L’istituzione scolastica in Italia o dell’anamnesi (I)

(Pinella Bongiorno)

Nel XVIII secolo l’opinione secondo cui l’apprendimento del leggere e dello scrivere si addicesse soltanto a coloro che si avviavano alla carriera ecclesiastica era alquanto diffusa. Analoga, o poco diversa dalla Sicilia, era la situazione in tutta Italia, dove l’analfabetismo e la deprivazione culturale erano, e rimasero per tutto il Settecento di poco differenziati.
Faceva eccezione, in modo poco rilevante, la Lombardia in grazia del periodo trascorso sotto la dominazione austriaca: le leggi teresiane, difatti, sollevarono dall’ignoranza le classi sociali più svantaggiate.
La chiusura di molte scuole, riservate quasi esclusivamente ai giovani più abbienti, fu causata dall’espulsione, avvenuta in gran parte dell’Europa, dell’ordine religioso dei Gesuiti. Tale situazione aveva indotto l’arciduchessa Maria Teresa d’Asburgo a creare in Austria, nel 1772, una sorta di ministero della pubblica istruzione: Studien Hof Kommission. Questa « Commissione aulica degli Studi si attribuiva l’importantissimo compito di assumere a carico dello Stato, l’istituzione di scuole popolari in tutti i paesi soggetti alla corona arciducale, per la frequenza gratuita e obbligatoria dei bambini dai 6 ai 14 anni, senza alcuna distinzione di ordine sociale e di sesso». 1
In Sicilia, già nel 1721, era stata approvata la creazione di una scuola, a spese del governo, per l’istruzione gratuita di giovani nobili; ciò nonostante il dominio austriaco (1719-1734) si caratterizza come insopportabile a causa dell’aggravio tributario imposto all’Isola.
Di conseguenza l’assunzione al trono di Carlo III di Borbone fu avvertita, quasi, come il ritorno all’antico dominio spagnolo rimpianto dalla popolazione siciliana.
Gli storici evidenziano il notevole impulso dato alle attività culturali, nel cui ambito si promuovevano gli studi e le accademie.
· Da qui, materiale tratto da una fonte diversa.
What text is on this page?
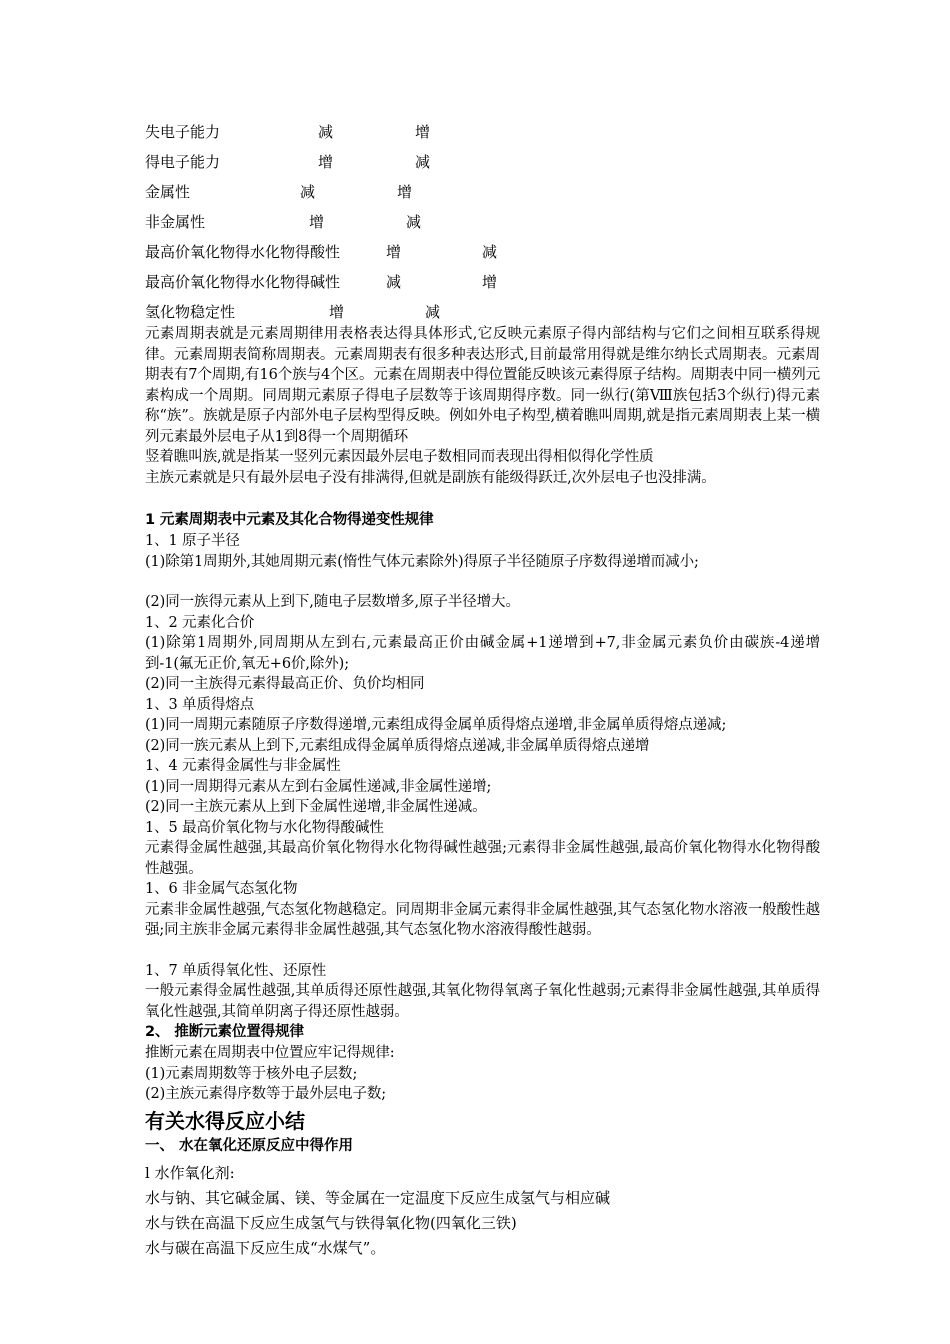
失电子能力	减	增
得电子能力	增	减
金属性	减	增
非金属性	增	减
最高价氧化物得水化物得酸性	增	减
最高价氧化物得水化物得碱性	减	增
氢化物稳定性	增	减

元素周期表就是元素周期律用表格表达得具体形式,它反映元素原子得内部结构与它们之间相互联系得规律。元素周期表简称周期表。元素周期表有很多种表达形式,目前最常用得就是维尔纳长式周期表。元素周期表有7个周期,有16个族与4个区。元素在周期表中得位置能反映该元素得原子结构。周期表中同一横列元素构成一个周期。同周期元素原子得电子层数等于该周期得序数。同一纵行(第Ⅷ族包括3个纵行)得元素称“族”。族就是原子内部外电子层构型得反映。例如外电子构型,横着瞧叫周期,就是指元素周期表上某一横列元素最外层电子从1到8得一个周期循环

竖着瞧叫族,就是指某一竖列元素因最外层电子数相同而表现出得相似得化学性质

主族元素就是只有最外层电子没有排满得,但就是副族有能级得跃迁,次外层电子也没排满。

1 元素周期表中元素及其化合物得递变性规律

1、1 原子半径

(1)除第1周期外,其她周期元素(惰性气体元素除外)得原子半径随原子序数得递增而减小;

(2)同一族得元素从上到下,随电子层数增多,原子半径增大。

1、2 元素化合价

(1)除第1周期外,同周期从左到右,元素最高正价由碱金属+1递增到+7,非金属元素负价由碳族-4递增到-1(氟无正价,氧无+6价,除外);

(2)同一主族得元素得最高正价、负价均相同

1、3 单质得熔点

(1)同一周期元素随原子序数得递增,元素组成得金属单质得熔点递增,非金属单质得熔点递减;

(2)同一族元素从上到下,元素组成得金属单质得熔点递减,非金属单质得熔点递增

1、4 元素得金属性与非金属性

(1)同一周期得元素从左到右金属性递减,非金属性递增;

(2)同一主族元素从上到下金属性递增,非金属性递减。

1、5 最高价氧化物与水化物得酸碱性

元素得金属性越强,其最高价氧化物得水化物得碱性越强;元素得非金属性越强,最高价氧化物得水化物得酸性越强。

1、6 非金属气态氢化物

元素非金属性越强,气态氢化物越稳定。同周期非金属元素得非金属性越强,其气态氢化物水溶液一般酸性越强;同主族非金属元素得非金属性越强,其气态氢化物水溶液得酸性越弱。

1、7 单质得氧化性、还原性

一般元素得金属性越强,其单质得还原性越强,其氧化物得氧离子氧化性越弱;元素得非金属性越强,其单质得氧化性越强,其简单阴离子得还原性越弱。

2、 推断元素位置得规律

推断元素在周期表中位置应牢记得规律:

(1)元素周期数等于核外电子层数;

(2)主族元素得序数等于最外层电子数;

有关水得反应小结

一、 水在氧化还原反应中得作用

l 水作氧化剂:

水与钠、其它碱金属、镁、等金属在一定温度下反应生成氢气与相应碱

水与铁在高温下反应生成氢气与铁得氧化物(四氧化三铁)

水与碳在高温下反应生成“水煤气”。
Domenico Scinà scriveva «Aperti furono nuovi licei e nuovi professori con grossi salarii condotti».2
Lo spagnolo fu la lingua comunemente usata per redigere documenti ufficiali fino al 1770, eppure l’influenza della cultura italiana era sempre presente tanto che, nel 1741, il Vicerè aprì la sessione parlamentare con un discorso in italiano.
Quando Carlo III lascia il Regno di Sicilia al figlio Ferdinando IV, i legami dell’Isola con l’Italia si rafforzano e prende vita un interessante movimento culturale segnato, peraltro, da nuovi contatti con l’Europa determinato dal Bildungsreise di numerosi viaggiatori d’Oltralpe.
Anche Palermo, nel 1767, estromise i Gesuiti dopo che, per ben due secoli, avevano gestito l’educazione della gioventù, che era stata quasi un «monopolio dell’istruzione e rimase il deciso campione della Scolastica contro l’Illuminismo».3 In un rigurgito d’intolleranza e di sospetto, nel 1769 furono applicate pene  severe ai lettori di Voltaire e degli Enciclopedisti, ritenuti ostili alla monarchia e alla religione.
In tutti i casi, per chi vantava un’istruzione difforme dai precetti della Chiesa e dalla cultura ufficiale si può esser certi che avrebbe destato parecchie riserve. A maggior ragione se si trattava di una donna!


1 Angelo Filippuzzi, Origini e cause delle attuali sciagure d’Italia, Campanotto editore, Pasian di Prato(UD) 1966, p. 40.
2 Domenico Scinà, Prospetto della Storia letteraria di Sicilia nel secolo XVIII in F. Brancato, Il regno di Carlo III di Borbone nella critica storica, Nuove Prospettive meridionali, a. I, n. 1, Palermo 1991, p. 35.
3 Denis Mack Smith, Storia della Sicilia medievale e moderna,vol. II, Laterza editore, Roma-Bari 1976, p. 389.